The multi-model analyses used herein reduced the confounding effects of random drift and the "founders" genetic background. The most differentiated bidirectionally selected genes across all three animal models were Scn9a, Scn1a, and Kcna, all of which are annotated in the nociception ontology. The complexity of neuroplasticity and nociception adds strength to the hypothesis that neuroplasticity and pain (physical or psychological) are prominent phenotypes genetically linked to the development of AUD.

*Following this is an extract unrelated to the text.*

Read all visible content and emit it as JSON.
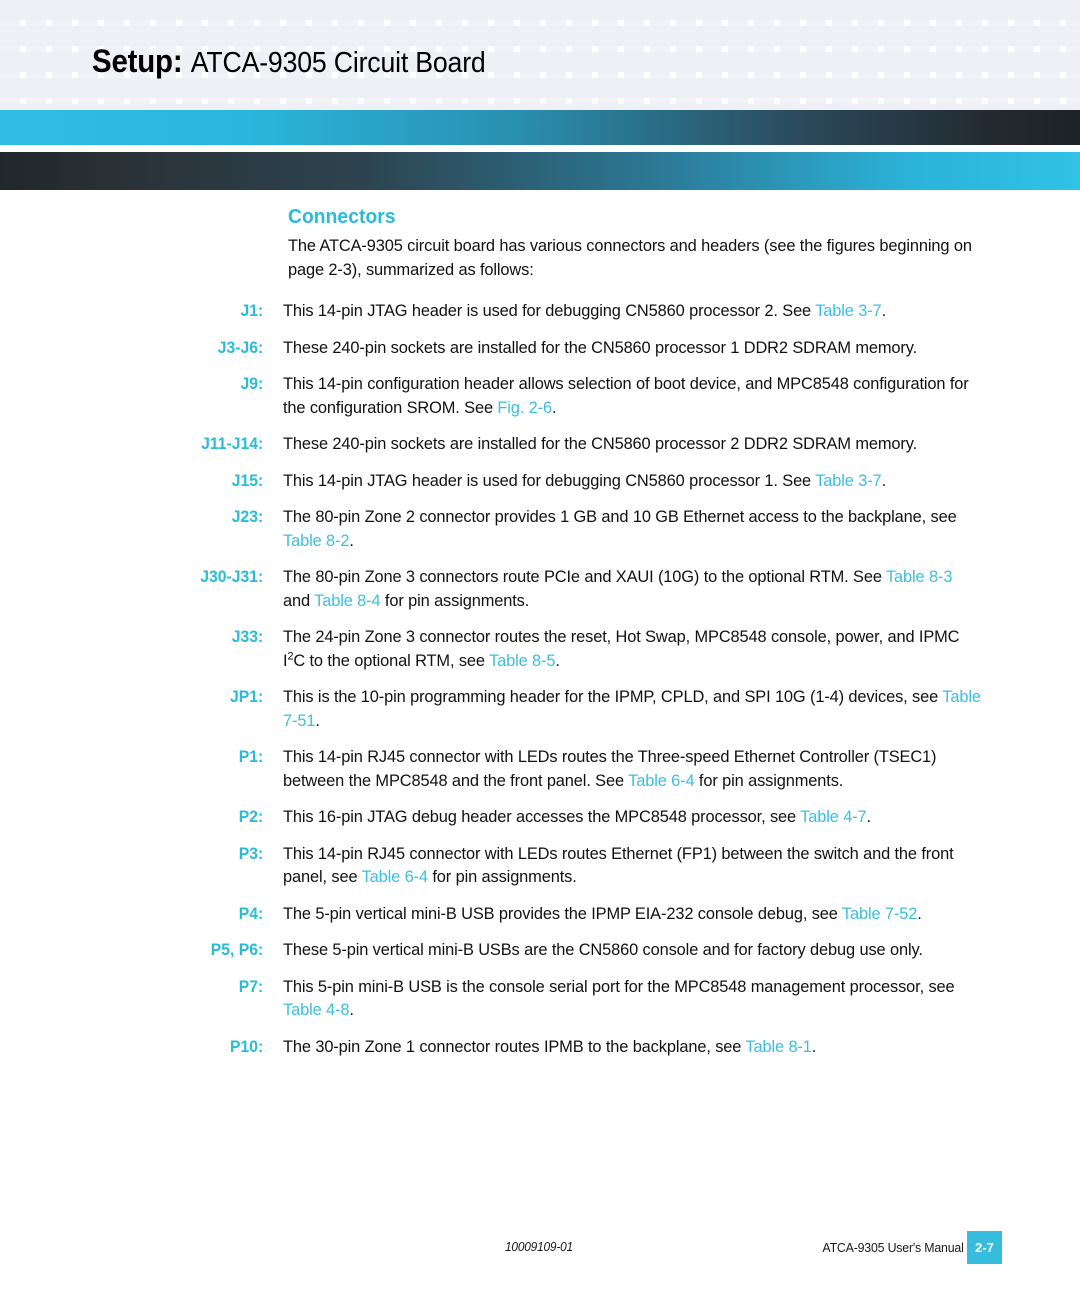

由于各种生物学和社会混杂因素,家族性酒精使用障碍(AUD)的病因仍是一个谜。本研究使用了三种最常用且有文献记载的大鼠模型,结合了酒精偏好/非酒精偏好(P/NP)品系和高饮酒量/低饮酒量(HAD/LAD)重复品系,通过全基因组分析来研究AUD。
我们对P/NP品系进行了全基因组测序,并使用了先前发表的HAD/LAD重复品系的序列,以增强与AUD相关变异的发现,并消除遗传背景和随机遗传漂变的混杂影响。具体而言,我们使用高阶统计方法来搜索基因变异,这些变异在整个基因本体集中的频率变化与选择方向上的表型变化相对应,即乙醇饮用偏好。
我们的第一个发现是,除了导致翻译变化的变异外,与饮酒易感性相关的主要遗传变化是沉默突变和基因3'非翻译区(3'UTR)的突变。这两种类型的突变都不会改变翻译后蛋白质的氨基酸序列,但它们会影响基因转录的速率和构象,包括其稳定性和改变基因效力的翻译后事件。这一发现支持将人类基因组研究重新聚焦于基因效力的变化。在确定的关键本体中,有与神经元和神经胶质细胞的Na+电压门控通道相关的核心基因(包括Scn1a、Scn2a、Scn2b、Scn3a、Scn7a和Scn9a亚型)以及兴奋性谷氨酸能分泌相关基因(包括Grm2和Myo6),这两者在神经可塑性中都至关重要。此外,我们还确定了“伤害感受或疼痛的感觉知觉”,其中包含伤害感受(Arrb1、Ccl3、Ephb1)和钠募集(Scn1a、Scn2a、Scn2b、Scn3a、Scn7a)、疼痛激活(Scn9a)以及钾通道(Kcna1)基因中的变异。
本文使用的多模型分析减少了随机漂变和“奠基者”遗传背景的混杂效应。在所有三种动物模型中差异最大的双向选择基因是Scn9a、Scn1a和Kcna,所有这些基因都在伤害感受本体中注释。神经可塑性和伤害感受的复杂性进一步支持了以下假设:神经可塑性和疼痛(身体或心理)是与AUD发展在遗传上相关的突出表型。